EA acolytes then use Givewell’s false recommendations as an excuse not to tweet in support of solutions proposed by people from affected communities like Kalulu.
Big red flag
Even worse, EA has also advocated for “longtermism” — the idea that helping theoretical people in the future is as important as helping people in the present.
Many longermists believe that in the future there may be billions and billions and billions of digital people living in computer simulations. Because these theoretical people are so numerous, we have a moral obligation to them that transcends our obligation to the poor now.
Therefore spending money on tech development or on enhancing human intelligence is more important than spending money on … well, anything else.
Thus, philosophers Olúfẹ́mi O Táíwò and Joshua Stein point out, the EA organization OpenPhilanthropy in 2021 spent $80 million to study risks from AI and only $30 million to support the Against Malaria foundation.

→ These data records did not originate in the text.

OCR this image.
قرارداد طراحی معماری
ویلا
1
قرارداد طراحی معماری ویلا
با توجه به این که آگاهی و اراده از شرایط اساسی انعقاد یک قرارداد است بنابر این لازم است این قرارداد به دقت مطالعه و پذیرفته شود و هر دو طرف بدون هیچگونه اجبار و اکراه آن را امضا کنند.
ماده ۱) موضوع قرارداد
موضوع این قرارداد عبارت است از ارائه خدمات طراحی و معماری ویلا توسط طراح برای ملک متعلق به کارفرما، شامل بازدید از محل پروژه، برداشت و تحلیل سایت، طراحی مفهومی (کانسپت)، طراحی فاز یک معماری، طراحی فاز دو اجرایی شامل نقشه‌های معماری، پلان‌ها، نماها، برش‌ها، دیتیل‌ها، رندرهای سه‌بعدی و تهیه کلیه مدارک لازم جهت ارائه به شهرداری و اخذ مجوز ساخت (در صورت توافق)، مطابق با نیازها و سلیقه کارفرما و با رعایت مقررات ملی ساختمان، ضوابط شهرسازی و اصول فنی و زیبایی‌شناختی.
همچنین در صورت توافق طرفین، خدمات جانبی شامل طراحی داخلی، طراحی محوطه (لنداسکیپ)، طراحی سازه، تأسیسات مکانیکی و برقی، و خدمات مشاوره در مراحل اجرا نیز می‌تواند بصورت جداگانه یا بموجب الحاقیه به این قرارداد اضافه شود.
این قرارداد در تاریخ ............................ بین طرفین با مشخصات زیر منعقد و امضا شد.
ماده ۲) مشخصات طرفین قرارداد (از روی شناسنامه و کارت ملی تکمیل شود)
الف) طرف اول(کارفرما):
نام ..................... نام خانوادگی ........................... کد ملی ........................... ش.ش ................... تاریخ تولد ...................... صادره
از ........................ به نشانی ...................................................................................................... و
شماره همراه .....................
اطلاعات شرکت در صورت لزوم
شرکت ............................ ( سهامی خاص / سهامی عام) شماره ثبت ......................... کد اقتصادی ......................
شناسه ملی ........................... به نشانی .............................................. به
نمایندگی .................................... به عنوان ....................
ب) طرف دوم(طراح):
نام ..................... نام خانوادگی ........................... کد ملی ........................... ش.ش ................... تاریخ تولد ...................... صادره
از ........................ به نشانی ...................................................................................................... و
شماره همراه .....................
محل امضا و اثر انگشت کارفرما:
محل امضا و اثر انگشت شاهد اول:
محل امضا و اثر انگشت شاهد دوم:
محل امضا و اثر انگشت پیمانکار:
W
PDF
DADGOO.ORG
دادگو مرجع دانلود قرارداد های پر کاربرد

The enthusiasm for this kind of egregious tech utopian nonsense among EA proponents like MacAskill is a big red flag.
The right to power
In framing virtue as a technique of self-regulation, EA has elevated technocracy to a kind of busted transhumanist theology, and technocrats to gods of the coming simulation.
EA insists that centralized credentialed thinkers should make decisions about what giving is most efficient. Input from the marginalized themselves, like Kalulu, is seen as not just superfluous, but as an actual moral error or failing.
Poor people, African people, colonized people, have no status or say by virtue of being poor and colonized. It is only those with the wherewithal to spend, and the vision to regulate their spending, who can even be said to have virtue.
Therefore, it is only they who have the right to power.
In that context, Bankman-Fried does not seem like an aberration, but rather as a fulfillment of important currents within EA.
As an expert with a great deal of money, he saw himself as better than, and unaccountable to, others with less money and supposedly with less expertise.
Many effective altruists are sincere and want to do good.
But worshiping the elevated rational choices of the wealthy is not a way to a better world.